Today's post is a Style Tip I wrote several years ago for the Heart of America Christian Writers Network newsletter.
Remember that old baseball comedy routine, “Who’s On First?” The confusion centered on a player named Who.
“Who’s on first?” the comedian asks. “Who,” answers the second actor. From there the conversation circled endlessly.
Maybe you get the same feeling when you try to decide whether to use which or that.
According to The Chicago Manual of Style, this is the rule: use which to set off nonrestrictive clauses; use that to introduce restrictive clauses.
Oh yeah, now you get it – if only you knew what a nonrestrictive clause is.
Fortunately, the big orange book of style goes on to explain that a restrictive clause is one that is necessary to the sentence; therefore, a nonrestrictive clause would be . . . You get the idea.
Still puzzled? Here are some CMS examples to illustrate the point more succinctly:
Pizza that’s less than an inch deep just isn’t Chicago style.

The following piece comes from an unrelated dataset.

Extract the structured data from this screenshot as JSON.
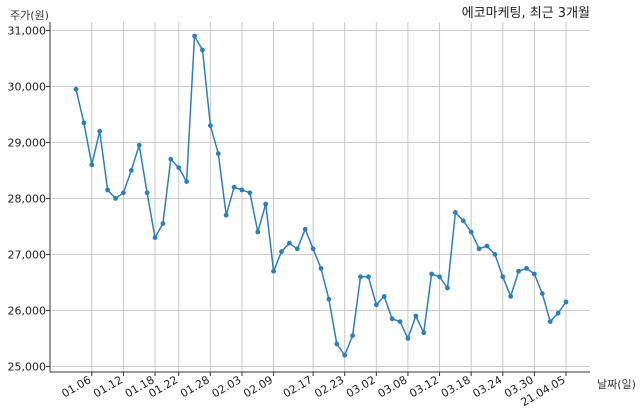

Pizza, which is a favorite among Chicagoans, can be either bad for you or good, depending on how much of it you eat.
If, however, you take out the clause “which is a favorite among Chicagoans” from the second sentence, it still makes sense: i.e., pizza can be either bad for you or good, and whether or not it is a favorite among Chicagoans does not “restrict” this meaning; therefore the clause is nonrestrictive and should be introduced by “which” and set off by commas.
Or to put it another way – that which does not kill you, makes you a better writer.